Talvez porque o filme colocava a fasquia alto, os filmes seguintes esbarraram na incompreensão da crítica: "O Planeta dos Macacos" (2001) soava a "pastiche" deslocado da sua obra pelos ecos do original; "O Grande Peixe" (2003), fabulosa meditação sobre as fronteiras da ficção enquanto metaficção, parecia deslocar-se para um território estranho, em que o fantástico nascia do real, sem que se sinalizassem, de forma clara, os objectivos da sua inscrição coerente na surrealidade burtoniana.

depp, mãos de chocolate.

"Charlie e a Fábrica de Chocolate" aparece neste contexto, marcando o regresso ao fantástico com a perversidade de um olhar iconoclasta e adaptando um "clássico" de Roald Dahl, já passado ao cinema pelo artesão Mel Stuart, "Willy Wonka and the Chocolate Factory" (1971), com Gene Wilder no protagonista, Willy Wonka, o dono da mítica fábrica de chocolate. A genialidade da aventura de Burton passa, antes de tudo, pelo arrojo do "casting": Depp "é" (ainda) Eduardo Mãos de Tesoura e concentra na sua "persona", e no boneco articulado que constrói, o material para a metamorfose, algures entre a Dorothy de "O Feiticeiro de Oz" e o Michael Jackson de "Thriller", com toques de um Príncipe Valente irrisório, num registo de patética farsa, desarticulando qualquer aparência de real e mimando a impossibilidade da sua existência fora do contexto mágico do seu mundo de chocolate feito.

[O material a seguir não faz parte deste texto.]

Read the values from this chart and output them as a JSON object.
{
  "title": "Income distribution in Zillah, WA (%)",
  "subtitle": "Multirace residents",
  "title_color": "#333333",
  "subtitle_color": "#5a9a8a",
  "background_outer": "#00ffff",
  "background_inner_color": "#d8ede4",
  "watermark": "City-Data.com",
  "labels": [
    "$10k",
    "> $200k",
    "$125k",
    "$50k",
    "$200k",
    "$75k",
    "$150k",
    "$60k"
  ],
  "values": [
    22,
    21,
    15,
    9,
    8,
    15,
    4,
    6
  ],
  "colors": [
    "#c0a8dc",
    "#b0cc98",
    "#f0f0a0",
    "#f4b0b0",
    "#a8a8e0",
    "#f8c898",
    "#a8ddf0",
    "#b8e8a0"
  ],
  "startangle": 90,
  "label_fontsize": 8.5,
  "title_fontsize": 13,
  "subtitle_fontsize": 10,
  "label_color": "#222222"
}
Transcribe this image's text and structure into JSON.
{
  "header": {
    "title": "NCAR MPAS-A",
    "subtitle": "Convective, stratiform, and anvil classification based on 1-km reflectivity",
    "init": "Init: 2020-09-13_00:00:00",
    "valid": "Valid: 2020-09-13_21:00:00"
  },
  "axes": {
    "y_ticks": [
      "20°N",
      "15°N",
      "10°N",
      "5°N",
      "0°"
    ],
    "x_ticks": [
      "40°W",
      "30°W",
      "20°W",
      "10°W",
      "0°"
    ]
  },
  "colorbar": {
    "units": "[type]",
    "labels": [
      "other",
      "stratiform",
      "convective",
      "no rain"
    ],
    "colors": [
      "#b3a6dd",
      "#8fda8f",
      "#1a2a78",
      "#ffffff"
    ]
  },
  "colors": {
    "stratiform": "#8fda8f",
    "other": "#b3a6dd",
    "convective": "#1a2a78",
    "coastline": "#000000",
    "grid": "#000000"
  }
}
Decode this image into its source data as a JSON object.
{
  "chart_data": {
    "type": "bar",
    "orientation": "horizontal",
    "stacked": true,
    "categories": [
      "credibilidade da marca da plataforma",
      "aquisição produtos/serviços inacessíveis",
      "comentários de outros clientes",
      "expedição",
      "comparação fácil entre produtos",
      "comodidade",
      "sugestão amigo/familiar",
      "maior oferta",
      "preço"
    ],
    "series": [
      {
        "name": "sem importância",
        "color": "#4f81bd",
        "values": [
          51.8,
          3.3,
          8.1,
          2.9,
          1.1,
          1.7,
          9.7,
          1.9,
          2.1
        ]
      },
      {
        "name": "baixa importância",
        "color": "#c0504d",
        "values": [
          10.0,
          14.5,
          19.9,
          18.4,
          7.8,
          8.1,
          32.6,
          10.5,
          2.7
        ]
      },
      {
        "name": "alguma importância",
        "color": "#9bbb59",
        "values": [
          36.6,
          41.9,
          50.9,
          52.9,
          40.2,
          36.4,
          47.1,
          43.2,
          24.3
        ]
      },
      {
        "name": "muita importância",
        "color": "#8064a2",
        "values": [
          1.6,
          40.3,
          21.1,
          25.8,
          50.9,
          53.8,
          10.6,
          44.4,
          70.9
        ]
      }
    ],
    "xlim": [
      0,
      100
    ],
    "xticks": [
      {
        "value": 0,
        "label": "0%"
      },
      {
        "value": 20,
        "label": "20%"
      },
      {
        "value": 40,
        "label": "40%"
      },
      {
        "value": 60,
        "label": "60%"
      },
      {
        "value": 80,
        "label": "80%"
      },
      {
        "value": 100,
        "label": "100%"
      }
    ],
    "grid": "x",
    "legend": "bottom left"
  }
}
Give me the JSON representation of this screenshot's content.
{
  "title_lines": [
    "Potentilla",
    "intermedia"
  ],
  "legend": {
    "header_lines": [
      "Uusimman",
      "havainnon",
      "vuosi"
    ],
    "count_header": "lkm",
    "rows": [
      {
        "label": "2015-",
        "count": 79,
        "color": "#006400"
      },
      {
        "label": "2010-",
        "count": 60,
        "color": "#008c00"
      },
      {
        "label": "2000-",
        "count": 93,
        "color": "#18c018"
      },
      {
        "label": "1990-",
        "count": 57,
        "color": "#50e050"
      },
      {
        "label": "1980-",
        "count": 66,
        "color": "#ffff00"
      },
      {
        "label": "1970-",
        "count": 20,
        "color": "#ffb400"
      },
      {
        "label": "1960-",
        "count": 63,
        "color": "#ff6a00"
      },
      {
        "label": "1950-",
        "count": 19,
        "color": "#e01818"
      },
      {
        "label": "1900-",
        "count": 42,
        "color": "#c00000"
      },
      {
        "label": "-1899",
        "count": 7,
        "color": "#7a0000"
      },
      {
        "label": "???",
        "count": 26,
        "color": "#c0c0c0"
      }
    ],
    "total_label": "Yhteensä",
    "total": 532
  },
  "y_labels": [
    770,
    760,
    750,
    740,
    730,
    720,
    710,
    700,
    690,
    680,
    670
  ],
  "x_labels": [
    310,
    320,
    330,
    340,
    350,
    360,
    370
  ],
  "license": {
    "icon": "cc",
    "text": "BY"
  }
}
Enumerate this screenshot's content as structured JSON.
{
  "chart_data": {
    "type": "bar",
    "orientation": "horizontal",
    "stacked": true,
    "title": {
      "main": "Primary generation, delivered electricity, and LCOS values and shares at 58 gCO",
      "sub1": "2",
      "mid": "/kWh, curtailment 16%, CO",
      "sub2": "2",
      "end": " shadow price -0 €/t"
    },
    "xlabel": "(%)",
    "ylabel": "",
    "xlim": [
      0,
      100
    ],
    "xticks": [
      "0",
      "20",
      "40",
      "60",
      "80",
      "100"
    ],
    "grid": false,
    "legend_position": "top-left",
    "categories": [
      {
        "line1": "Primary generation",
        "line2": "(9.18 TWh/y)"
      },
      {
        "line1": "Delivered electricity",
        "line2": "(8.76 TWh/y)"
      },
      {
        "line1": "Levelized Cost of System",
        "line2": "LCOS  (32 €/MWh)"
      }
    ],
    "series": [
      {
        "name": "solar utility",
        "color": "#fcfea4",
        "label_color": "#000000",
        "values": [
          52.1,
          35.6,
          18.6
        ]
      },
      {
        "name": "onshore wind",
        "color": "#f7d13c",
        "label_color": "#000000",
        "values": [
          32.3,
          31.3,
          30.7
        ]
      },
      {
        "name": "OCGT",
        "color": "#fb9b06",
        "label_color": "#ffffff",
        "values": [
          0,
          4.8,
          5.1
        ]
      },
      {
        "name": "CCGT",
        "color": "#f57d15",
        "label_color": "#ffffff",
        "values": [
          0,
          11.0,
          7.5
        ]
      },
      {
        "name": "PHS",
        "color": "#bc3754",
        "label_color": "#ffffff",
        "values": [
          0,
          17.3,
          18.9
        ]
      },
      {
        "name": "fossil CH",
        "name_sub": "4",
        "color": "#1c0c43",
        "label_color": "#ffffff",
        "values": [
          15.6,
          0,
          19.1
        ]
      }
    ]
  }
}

Tal como nos filmes mais conseguidos de Burton, a oposição faz-se na contraposição das visões arquitectónicas: a pobreza de Charlie, reminiscente de um realismo "à la Dickens", fecha-se na tortuosa cabana que ecoa, em três dimensões, o desenho expressionista do cenário de "O Gabinete do Doutor Caligari" (tal como em "Batman Regressa", a matriz germânica aflora como sinal), enquanto a fábrica expressa o gigantismo "art déco" de uma descontinuidade militante.

O contraste é fulcral numa história previsível em que o Bem (Charlie, o garoto pobre, mas com família perfeita) triunfa sobre o Mal, encarnada por quatro "maléficas" crianças mimadas, vagamente representando quatro dos pecados capitais, em versão "pós-moderna", a Gula, a Ira, o Orgulho e a Luxúria. O artifício dos quatro bilhetes premiados, inseridos nas tabletes de chocolates (conformes ao original literário), resulta, na medida em que transforma o castigo em espectáculo fílmico.

Logo que entramos no interior da fábrica, guiados por "Depp, alma de chocolate", tudo explode em cor e música, como no mundo de Oz, com substitutos dos Munchkins (os Oompa Loompa, clones de um só actor, com o perturbante fácies de Deep Roy). A anulação de cada um dos candidatos "maus" ao prémio final dá origem a um número de grande musical, começando por uma luxuriante homenagem ao visual caleidoscópico de Busby Berkeley e evoluindo para mais modernos cambiantes, passando pelo disco-sound e pela coreografia à "la Michael Jackson", rimando assim com a caracterização de Depp, sempre ironizando com a sua própria máscara.

A relação de Wonka (Depp) com Charlie, a criança exemplar da fábula (Freddie Highmore), não pode deixar de remeter para "À Procura da Terra do Nunca", de Marc Forster, desenvolvendo uma química própria, de figurações de Peter Pan, em direcção a uma quase abstracção da correspondência criança-adulto, adulto-criança. Aqui tem que colocar-se uma das questões mais interessantes: tratar-se-á de um filme destinado às crianças ou de uma ficção adulta para interrogar o universo "infantil". E eis-nos em pleno no cerne da obra de Burton, da sua contradição estruturante: o que o "faz correr?" Que objectivos persegue? Apenas a transfiguração da fábula para reescrever uma relação fantástica com o mundo? Ou uma complexa visão caleidoscópica (e daí a função metonímica do uso de Berkeley) do tempo e espaços ficcionais, tomando por pretexto a imitação da infantilidade?

Pelo caminho deste "refúgio" numa nuvem de discutível escape, ficam o desemprego, a automatização do trabalho, o papel do "deus ex-machina" na reorganização do desequilíbrio, mas, sobretudo, um prodigioso divertimento cinematográfico, com uma pluralidade de citações: entre o "Feiticeiro de Oz e "2001, Odisseia no Espaço" grava-se um mundo de celulóide, autónomo, fascinante e perturbador.